シルヴァー様の部屋から、うなされる声が聞こえてきました。私はすぐにかけつけました。シルヴァー様は汗びっしょりで体を起こされていました。

「シルヴァー様。どんな夢を見てうなされていらっしゃたのですか。」

「詳しい内容はいえないが悪夢だ。しかし、こうも毎日続くのはおかしいな。」

「シルヴァー様の心あたりは何かございますか。」

「黒魔術かもしれん。

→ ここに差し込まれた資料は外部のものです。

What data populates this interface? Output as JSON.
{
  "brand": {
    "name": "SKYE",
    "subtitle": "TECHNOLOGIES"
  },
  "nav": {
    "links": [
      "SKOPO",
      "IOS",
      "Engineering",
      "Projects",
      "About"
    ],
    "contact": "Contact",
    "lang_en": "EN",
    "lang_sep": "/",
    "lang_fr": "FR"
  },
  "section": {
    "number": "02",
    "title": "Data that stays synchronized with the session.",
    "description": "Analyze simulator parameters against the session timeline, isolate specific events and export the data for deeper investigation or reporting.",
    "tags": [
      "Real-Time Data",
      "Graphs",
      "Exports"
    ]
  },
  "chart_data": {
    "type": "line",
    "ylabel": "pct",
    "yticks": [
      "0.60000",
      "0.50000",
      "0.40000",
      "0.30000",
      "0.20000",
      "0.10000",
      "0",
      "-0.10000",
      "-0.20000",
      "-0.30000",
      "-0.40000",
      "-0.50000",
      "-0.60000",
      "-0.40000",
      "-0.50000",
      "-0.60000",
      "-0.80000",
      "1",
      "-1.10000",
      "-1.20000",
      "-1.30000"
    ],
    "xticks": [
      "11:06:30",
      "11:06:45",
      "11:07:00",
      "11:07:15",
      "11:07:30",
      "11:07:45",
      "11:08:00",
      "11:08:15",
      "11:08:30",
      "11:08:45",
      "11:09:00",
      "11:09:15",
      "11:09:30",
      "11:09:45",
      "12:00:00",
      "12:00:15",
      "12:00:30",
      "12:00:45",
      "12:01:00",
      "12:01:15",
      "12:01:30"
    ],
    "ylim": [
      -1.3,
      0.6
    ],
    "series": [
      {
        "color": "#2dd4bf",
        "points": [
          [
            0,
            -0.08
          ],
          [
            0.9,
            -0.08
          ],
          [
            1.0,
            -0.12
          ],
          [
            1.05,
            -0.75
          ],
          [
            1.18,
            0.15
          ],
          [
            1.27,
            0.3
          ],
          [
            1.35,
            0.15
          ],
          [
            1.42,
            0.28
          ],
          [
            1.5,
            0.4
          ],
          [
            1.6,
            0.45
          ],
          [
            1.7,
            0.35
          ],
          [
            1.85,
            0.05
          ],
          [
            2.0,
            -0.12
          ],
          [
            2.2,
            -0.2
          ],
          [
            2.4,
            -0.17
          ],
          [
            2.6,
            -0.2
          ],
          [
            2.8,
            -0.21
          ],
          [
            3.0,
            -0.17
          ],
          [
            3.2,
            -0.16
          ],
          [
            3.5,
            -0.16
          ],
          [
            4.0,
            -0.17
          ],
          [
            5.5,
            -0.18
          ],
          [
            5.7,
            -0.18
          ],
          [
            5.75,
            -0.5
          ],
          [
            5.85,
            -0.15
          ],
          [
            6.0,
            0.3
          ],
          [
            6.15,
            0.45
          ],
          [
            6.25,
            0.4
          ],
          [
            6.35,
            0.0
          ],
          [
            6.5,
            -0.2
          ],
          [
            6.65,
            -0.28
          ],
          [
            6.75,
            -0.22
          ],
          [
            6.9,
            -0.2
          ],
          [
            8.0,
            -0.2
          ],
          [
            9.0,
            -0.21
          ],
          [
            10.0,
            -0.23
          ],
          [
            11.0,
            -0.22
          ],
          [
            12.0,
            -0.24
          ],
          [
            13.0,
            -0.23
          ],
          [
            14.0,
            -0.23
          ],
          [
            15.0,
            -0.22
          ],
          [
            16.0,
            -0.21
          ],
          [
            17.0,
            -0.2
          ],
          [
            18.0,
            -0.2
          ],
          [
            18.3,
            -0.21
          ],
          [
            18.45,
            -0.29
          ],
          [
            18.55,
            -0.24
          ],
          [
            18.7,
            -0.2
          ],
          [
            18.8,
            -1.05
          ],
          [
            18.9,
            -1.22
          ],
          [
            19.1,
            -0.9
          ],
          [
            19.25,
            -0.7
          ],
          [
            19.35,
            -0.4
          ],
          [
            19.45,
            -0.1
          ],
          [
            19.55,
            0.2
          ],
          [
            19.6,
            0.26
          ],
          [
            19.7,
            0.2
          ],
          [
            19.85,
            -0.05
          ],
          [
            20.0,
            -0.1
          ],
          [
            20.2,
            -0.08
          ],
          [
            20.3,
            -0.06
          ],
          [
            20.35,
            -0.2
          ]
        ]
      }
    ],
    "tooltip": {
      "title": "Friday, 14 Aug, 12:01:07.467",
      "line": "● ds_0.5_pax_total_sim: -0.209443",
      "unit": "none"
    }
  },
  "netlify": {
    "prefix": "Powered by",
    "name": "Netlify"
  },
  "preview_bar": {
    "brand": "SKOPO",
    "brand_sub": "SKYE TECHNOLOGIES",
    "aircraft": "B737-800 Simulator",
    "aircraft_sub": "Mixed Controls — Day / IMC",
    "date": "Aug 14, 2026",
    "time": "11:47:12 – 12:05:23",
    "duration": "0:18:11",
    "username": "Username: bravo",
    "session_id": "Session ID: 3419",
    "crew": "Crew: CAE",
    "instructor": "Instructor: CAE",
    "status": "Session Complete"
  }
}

リサ、そなたの白魔術で診てくれないか。」

「かしこまりました。」

私は魔法力を右手にこめシルヴァー様の体に触れました。ナイトの称号を得られたシルヴァー様の体の筋肉もおちてきているように見えました。

「あちっ。」

私の白魔術の魔法力ははじき返されました。

「リサ。大丈夫か。」

「シルヴァー様。やはり黒魔術のようです。私も白魔術師ですが今の力量では無理のようです。伝説の白魔術師ドールフ様のもとで修業することをお許しください。」

「ドールフ様か。オレも居場所を知らないし、そなたはカトゥラーンからでたことがないではないか。」

「危険な旅になることは承知の上です。」

シルヴァー様は困ったような顔をされていました。私は反対されてもシルヴァー様のために行くつもりでした。

「わかった。一人では無理だ。オーチェを連れていくがいい。」

「ありがとうございます。必ず成果をあげてみせます。」

こうしてシルヴァー様の従者で白魔術師の私。リサは見習い騎士オーチェとともに伝説の白魔術師ドールフ様を探す旅にでました。